法袍、法尺、法鏡、法印、法牌、法鞭。
硃砂、煙墨、朱書黃紙。
墨斗、柳條、令旗、斷生水……
早上逃出門頭溝時太倉促,我是一件合用的法器都沒帶。
放着梁山炦這個冤大頭在眼前,不訛他訛誰?
我給梁山炦列了整整兩頁的清單。
交代他什麼時候備齊,什麼時候進工地。
清單上的東西對我來說都是手邊常用的,沒什麼稀罕物件。
我還跟梁山炦交代了這些東西在陝州地面上,該去什麼地方找。
實在不好找的,就只能網購。
網上買這種東西,質量很難保障。
最好同一樣東西分別在幾家店下單,貨到了再從中選能用的。
有時候,對一件事的期望值,能大大提高做事人的效率。
我約莫着兩天時間,差不多能搞定。
梁山炦第二天下午,就對照清單把我要的東西全送來了酒店。
我把送貨來的封太保和三個保鏢都扣了下來。
他們再加上麗薩一共五口人,給我打下手幫忙收拾。
趕着晚上十點半,我們喫過夜宵就開車往工地去了。
梁山炦這麼積極,我也沒再拖着他。
其實更主要的原因是,未來要建成的“未來城”裏,還有我的三套房子在。
早點搞定了工地上的事,我也能早點收房。
老祖宗的規矩:問事,談價,備法器。
我一樣沒拉都做全了。
只是在談價這事上,我與時俱進了一下,把訂金、尾款、車馬費都兌現成了房產。
咱家祖宗們的在天之靈,應該很樂意看到我在這事上靈活變通。
反正樑山炦見我要房子不要錢是挺高興的。
這樣我就不止是在給他幹活,也是在給自己幹。
這就叫利益綁定,服務供應商與客戶雙贏!
“你在做什麼?這些符爲什麼折成三角形?”麗薩在旁邊問我。
我對麗薩說:“這叫護身符。
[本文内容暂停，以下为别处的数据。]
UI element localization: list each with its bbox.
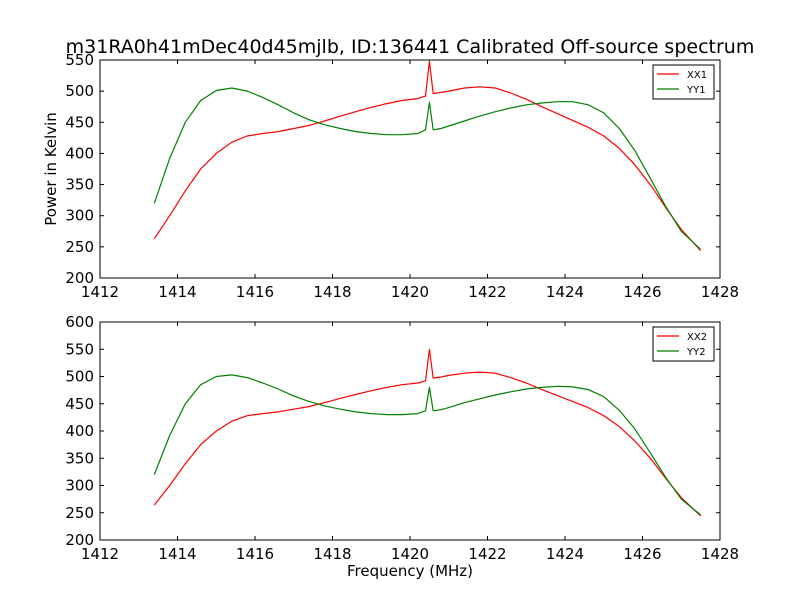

”
“從結構學的角度來說,三角形是最穩固的形狀,折成這樣戴在身上不容易損毀。”
“從能量學的角度來看,三角形能夠凝聚能量,還具有一定的增幅作用。”
麗薩無奈的扶着頭,說:“你又開始了。”
“開始什麼?”我手上不停,擡頭問麗薩。
麗薩說:“你破掉我的降頭時,比我還像個降頭師。”
“在別墅時,你像個亡命徒。”
“到了醫院,你像個濟世的活神仙。”
“在你家時,你成了個卑鄙的小人。”
“我們倆在酒店裏,你又是個純潔的聖人。”
“昨天,你從一個武術大師,很快就變成了投機的商人。”
“現在,你又跟我講結構學和能量學……”
麗薩感嘆道:“你們家的‘陰陽仙’,都是這麼善變嗎?”
我微微搖頭,“如果我跟你說那些都是我裝出來的,你信嗎?”
“信不信的不重要。”麗薩抱住了我的胳膊,“我知道你是我要找的人,我也把你牢牢的捆在了身邊,這個才重要。”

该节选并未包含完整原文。